I was requested to determine if $$a_n=\frac{2^n}{n!}$$ is convergent or not. Please notice that I was not requested to present a formal proof that the sequence is convergent, but only to determine if it was, so "intuitive" approaches ar valid as long as I can justify them.
What I did was the following.
$i)$ Notice that $$a_n=\frac{2^n}{n!}=\frac{2*2*2*...*2}{1*2*3*...*n}=\frac{2}{1}*\frac{2}{2}*\frac{2}{3}*...*\frac{2}{n}$$.
$ii$) From $i$ it follows that
$$lim_{n\to\infty}a_n=lim_{n\to\infty}(\frac{2}{1}*\frac{2}{2}*\frac{2}{3}*...*\frac{2}{n})$$
$$= lim_{n\to\infty}(\frac{2}{1})*lim_{n\to\infty}(\frac{2}{2})*lim_{n\to\infty}(\frac{2}{3})*...*lim_{n\to\infty}(\frac{2}{n})$$
Notice that we can be sure the limit of each of the terms of the sequence represented by $...$ exists when $n\to\infty$ because they are all constants of the form $\frac{2}{b}$ with $b\in\mathbb{N}$.

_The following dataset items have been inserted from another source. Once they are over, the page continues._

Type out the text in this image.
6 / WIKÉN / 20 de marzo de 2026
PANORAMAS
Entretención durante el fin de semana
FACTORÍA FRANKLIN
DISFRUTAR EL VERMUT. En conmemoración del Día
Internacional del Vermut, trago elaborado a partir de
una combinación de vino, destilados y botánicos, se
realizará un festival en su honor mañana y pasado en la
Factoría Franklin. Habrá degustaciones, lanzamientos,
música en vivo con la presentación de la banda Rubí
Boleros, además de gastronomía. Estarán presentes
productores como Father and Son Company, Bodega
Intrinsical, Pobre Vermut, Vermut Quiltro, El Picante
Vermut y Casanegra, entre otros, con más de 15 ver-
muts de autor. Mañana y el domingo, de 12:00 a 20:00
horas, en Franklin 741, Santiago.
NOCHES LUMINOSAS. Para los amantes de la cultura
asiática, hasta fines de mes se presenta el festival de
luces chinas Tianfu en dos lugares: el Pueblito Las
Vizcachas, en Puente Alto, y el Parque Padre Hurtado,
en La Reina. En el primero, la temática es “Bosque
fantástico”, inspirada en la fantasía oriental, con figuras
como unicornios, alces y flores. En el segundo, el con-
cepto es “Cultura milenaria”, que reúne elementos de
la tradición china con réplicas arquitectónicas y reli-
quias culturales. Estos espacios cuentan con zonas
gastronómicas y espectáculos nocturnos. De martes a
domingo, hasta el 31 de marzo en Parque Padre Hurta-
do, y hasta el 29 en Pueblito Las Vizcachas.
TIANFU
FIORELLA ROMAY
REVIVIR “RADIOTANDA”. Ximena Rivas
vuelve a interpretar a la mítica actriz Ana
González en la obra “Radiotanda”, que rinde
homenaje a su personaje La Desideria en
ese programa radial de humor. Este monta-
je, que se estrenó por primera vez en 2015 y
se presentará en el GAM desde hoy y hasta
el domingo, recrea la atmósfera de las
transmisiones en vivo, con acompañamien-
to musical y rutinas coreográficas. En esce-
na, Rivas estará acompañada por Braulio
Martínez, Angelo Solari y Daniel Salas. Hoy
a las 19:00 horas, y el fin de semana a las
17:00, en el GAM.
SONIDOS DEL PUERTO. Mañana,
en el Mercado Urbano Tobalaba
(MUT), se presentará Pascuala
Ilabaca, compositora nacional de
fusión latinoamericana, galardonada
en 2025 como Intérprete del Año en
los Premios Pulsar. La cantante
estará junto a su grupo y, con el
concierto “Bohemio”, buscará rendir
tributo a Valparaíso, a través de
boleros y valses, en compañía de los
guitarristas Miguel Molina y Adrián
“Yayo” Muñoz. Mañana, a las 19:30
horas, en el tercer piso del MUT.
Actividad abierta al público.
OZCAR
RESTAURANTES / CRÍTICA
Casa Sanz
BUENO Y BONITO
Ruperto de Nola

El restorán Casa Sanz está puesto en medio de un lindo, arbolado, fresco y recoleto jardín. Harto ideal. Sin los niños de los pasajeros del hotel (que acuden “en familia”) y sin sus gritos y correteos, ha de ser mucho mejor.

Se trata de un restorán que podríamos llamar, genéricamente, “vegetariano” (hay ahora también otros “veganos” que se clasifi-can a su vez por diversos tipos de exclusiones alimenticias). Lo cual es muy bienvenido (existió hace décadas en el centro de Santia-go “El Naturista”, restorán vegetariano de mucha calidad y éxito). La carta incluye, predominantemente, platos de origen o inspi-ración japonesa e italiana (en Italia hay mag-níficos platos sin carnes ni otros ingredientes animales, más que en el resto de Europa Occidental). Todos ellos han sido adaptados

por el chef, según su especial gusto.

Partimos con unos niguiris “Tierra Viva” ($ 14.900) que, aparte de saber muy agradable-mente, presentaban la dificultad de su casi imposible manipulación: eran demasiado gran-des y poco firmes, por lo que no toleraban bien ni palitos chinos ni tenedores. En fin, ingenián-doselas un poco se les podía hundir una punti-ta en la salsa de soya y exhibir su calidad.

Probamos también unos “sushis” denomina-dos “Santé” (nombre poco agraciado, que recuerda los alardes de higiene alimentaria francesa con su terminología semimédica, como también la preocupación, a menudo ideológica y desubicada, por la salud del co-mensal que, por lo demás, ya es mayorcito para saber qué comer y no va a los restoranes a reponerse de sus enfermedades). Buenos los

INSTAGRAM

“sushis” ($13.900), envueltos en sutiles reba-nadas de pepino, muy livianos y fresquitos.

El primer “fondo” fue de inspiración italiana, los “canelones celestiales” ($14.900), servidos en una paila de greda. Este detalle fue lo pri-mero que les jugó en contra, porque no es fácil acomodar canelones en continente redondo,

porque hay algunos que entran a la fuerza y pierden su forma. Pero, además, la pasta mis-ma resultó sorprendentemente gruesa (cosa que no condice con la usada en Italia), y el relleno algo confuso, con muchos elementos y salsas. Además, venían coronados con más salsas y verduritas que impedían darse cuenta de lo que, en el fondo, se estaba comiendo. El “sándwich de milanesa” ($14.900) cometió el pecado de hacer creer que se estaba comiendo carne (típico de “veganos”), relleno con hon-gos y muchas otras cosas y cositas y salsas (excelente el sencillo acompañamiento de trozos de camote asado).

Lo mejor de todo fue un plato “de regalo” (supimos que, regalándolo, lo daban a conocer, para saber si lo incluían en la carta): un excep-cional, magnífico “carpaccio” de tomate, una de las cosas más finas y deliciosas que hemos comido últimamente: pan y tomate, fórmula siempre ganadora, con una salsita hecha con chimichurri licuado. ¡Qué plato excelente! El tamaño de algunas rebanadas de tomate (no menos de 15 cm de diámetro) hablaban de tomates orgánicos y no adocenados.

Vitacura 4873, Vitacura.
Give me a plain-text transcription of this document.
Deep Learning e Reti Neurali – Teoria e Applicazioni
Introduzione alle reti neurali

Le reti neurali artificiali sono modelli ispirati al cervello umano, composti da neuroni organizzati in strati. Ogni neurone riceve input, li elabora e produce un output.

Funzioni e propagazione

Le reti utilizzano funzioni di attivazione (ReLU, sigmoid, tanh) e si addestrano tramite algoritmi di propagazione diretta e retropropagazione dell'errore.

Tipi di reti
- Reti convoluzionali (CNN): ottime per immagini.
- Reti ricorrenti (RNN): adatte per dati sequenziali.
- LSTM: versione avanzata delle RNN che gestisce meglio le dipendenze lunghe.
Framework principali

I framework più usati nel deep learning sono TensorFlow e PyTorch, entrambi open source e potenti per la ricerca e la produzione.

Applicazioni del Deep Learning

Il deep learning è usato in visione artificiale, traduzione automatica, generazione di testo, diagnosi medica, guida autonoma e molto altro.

$iii$) Solving $ii$ we get $$2*1*2/3*...*0=0$$
Because $lim_{n\to\infty}a_n=0$ the sequence converges.
Yes, the limit is $0$, but you argument is not correct. To see why, consider the sequence$$1,\left(1+\frac12\right)\times\left(1+\frac12\right),\left(1+\frac13\right)\times\left(1+\frac13\right)\times\left(1+\frac13\right),\ldots$$In other words, consider the sequence$$\left(\left(1+\frac1n\right)^n\right)_{n\in\mathbb N}.$$Its limit is $e$, right?! But, from your argument, you should deduce that the limit is $1$, since $\lim_{n\to\infty}1+\frac1n=1$.
However, as I wrote, the limit is indeed $0$. If $n>2$, then $\frac 2n\leqslant\frac23$. Therefore$$n>2\implies\frac21\times\frac22\times\frac23\times\cdots\times\frac2n\leqslant2\times\left(\frac23\right)^{n-2}.$$